The Cardano Mainnet database is constantly growing. A year ago the storage space requirement was 70GB, today we are at 125GB.
Source: Cardano Blockchain Insights
To find out which compression is easily possible, with reasonable efforts (for your servers) and what is maximum possible, I worked out and tested different solutions.
Important: Do NOT try to implement the solution described here just because you want to quickly solve a space problem on your servers. This is a proof-of-concept and not directly integrated into the Cardano-node. I.e. you really need to understand what you are doing to make your node work operationally in the medium and long term.
First I looked at filesystem based compression and deduplication. for example with ZFS. This achieves first improvements, but - especially deduplication - comes with considerable additional memory requirements.
Then I looked at solutions that work as tar archive files above the actual filesystem. Something like
In short - for now as initial post - ratarmount mounts a virtual folder, where it offers the content from a (read-only) tar archive, combined with a fully read&write enabled but uncompressed write-overlay folder.
Ratarmount offers a bunch of different options and tecniques. The best results I achieved by using pixie a parallel and indexing (!) version of xz
The compression is applied on most of the files in the nodes db/immutable files.
for this in db folder I created a subfolder
db/ratar
and therein 3 more subfolders
db/ratar/archive
db/ratar/indexes
db/ratar/writeoverlay
Then as a one-time preparation step I compressed the numbered files in the existing immutable folder
note:
- cd into the existing immutable folder first, in order to create the tar archive without subfolders
- I decided to create tar files in groups for the first two diggits of the immutable file names. Theoretically it’s also possible to create just one large archive.
cd db/immutable
tar -c --use-compress-program='pixz -9 -p 6' --file=db/ratar/archive/00.tar.xz 00*.*
tar -c --use-compress-program='pixz -9 -p 6' --file=db/ratar/archive/01.tar.xz 01*.*
tar -c --use-compress-program='pixz -9 -p 6' --file=db/ratar/archive/02.tar.xz 02*.*
tar -c --use-compress-program='pixz -9 -p 6' --file=db/ratar/archive/03.tar.xz 03*.*
Then delete all the archived files, and move all the remained files (at the current chain state) all 04*.* files to the db/ratar/writeoverlay folder.
The 13290 files from 00000 to 03999.* have a file size of 101GB
The compressed tar archives shrink it down to 23.4GB
Now delete the empty immutable folder. ratarmount will create a virtual directory instead.
Also ratarmount is configured to read from and write to db/ratar/writeoverlay in parallel to the static read-only tar archives.
Now ratarmount needs to be started (ideally as a service, and as a dependency for the node service)
On its first startup it recognises the new archives and will index them, which takes a couple of minutes.

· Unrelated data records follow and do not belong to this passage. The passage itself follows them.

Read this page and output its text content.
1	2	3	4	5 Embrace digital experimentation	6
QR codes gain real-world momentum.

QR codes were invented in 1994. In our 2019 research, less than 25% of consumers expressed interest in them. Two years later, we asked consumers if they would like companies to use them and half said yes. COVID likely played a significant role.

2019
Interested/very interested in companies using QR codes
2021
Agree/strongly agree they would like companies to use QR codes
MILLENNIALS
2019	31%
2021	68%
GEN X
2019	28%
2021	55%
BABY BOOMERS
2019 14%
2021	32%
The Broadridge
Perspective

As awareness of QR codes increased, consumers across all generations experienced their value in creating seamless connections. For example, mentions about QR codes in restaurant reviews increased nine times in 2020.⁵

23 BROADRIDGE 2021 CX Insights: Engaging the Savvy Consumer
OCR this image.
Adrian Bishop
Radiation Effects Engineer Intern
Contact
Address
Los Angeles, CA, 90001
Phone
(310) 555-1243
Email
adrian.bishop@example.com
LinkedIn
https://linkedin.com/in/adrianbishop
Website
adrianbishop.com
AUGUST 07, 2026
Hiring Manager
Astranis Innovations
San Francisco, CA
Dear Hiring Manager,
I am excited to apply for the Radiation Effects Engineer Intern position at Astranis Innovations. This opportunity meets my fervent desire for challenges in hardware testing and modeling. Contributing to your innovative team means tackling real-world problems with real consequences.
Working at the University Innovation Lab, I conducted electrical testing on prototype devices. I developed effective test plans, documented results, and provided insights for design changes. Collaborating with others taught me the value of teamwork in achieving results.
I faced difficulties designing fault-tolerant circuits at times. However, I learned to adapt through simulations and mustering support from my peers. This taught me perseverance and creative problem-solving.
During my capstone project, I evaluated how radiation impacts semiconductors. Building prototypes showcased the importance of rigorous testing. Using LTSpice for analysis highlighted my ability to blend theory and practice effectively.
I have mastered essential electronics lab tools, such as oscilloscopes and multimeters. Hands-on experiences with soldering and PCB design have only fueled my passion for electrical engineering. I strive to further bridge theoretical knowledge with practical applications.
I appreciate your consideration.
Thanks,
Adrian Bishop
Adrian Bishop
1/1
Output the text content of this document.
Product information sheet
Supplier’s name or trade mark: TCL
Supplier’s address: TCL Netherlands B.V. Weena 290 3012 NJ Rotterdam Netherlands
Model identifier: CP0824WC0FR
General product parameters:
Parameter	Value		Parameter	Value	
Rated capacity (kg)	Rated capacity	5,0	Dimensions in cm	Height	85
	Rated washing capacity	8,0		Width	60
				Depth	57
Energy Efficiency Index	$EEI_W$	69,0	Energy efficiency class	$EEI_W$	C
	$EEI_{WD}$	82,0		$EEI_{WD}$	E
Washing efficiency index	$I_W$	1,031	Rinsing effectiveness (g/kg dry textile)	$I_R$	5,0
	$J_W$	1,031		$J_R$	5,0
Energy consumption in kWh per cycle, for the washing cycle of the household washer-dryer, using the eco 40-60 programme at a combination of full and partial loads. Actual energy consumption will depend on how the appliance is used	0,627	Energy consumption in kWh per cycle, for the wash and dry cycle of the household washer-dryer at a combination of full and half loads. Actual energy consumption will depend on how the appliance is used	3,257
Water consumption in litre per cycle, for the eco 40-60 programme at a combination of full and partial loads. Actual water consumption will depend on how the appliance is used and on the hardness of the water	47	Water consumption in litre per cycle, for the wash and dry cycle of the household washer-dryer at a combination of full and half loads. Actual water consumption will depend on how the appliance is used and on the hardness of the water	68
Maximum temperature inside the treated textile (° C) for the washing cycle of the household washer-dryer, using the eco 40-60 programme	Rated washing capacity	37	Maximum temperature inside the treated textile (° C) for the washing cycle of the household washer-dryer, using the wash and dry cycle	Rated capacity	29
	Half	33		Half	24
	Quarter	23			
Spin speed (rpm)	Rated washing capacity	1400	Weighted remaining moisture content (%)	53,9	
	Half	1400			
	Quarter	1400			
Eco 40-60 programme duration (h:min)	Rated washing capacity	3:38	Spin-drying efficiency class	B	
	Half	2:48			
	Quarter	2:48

Following startups are sub 1sec. The index files allow ratarmount to quickly and directly access the bytes in the large tar files.
Now the node can be started and will see db/immutable with all the required files. The node can also generate new immutable files out of his (untouched) volatile folder. ratarmount will store them in the writeoverlay folder.
This means that over time the amount of new and uncompressed files will grow. The node needs some maintainance window and your personal attention to move a bunch of new uncompressed immutable files (eg all 04*.*) into 04.tar.xz
So what is missing?
I ran this setup for 8 months now on two mainnet relays of CLIO1 pool and had 0 issues with it. No real measurable impact on performance (full NVME storage) just a ~75% and growing ratio of saved disk space. And - that’s an important cost - ratarmount will require an additional ~6GB of memory.
The db/ratar/archive folder content (the tar archives) can even be used by multiple node instances, but at a certain point this would definitively have negative and visible effects on node time budgets and operations. So more or less not recommended, depending on your HW ressources.
Last but not least, again: please don’t try this at home!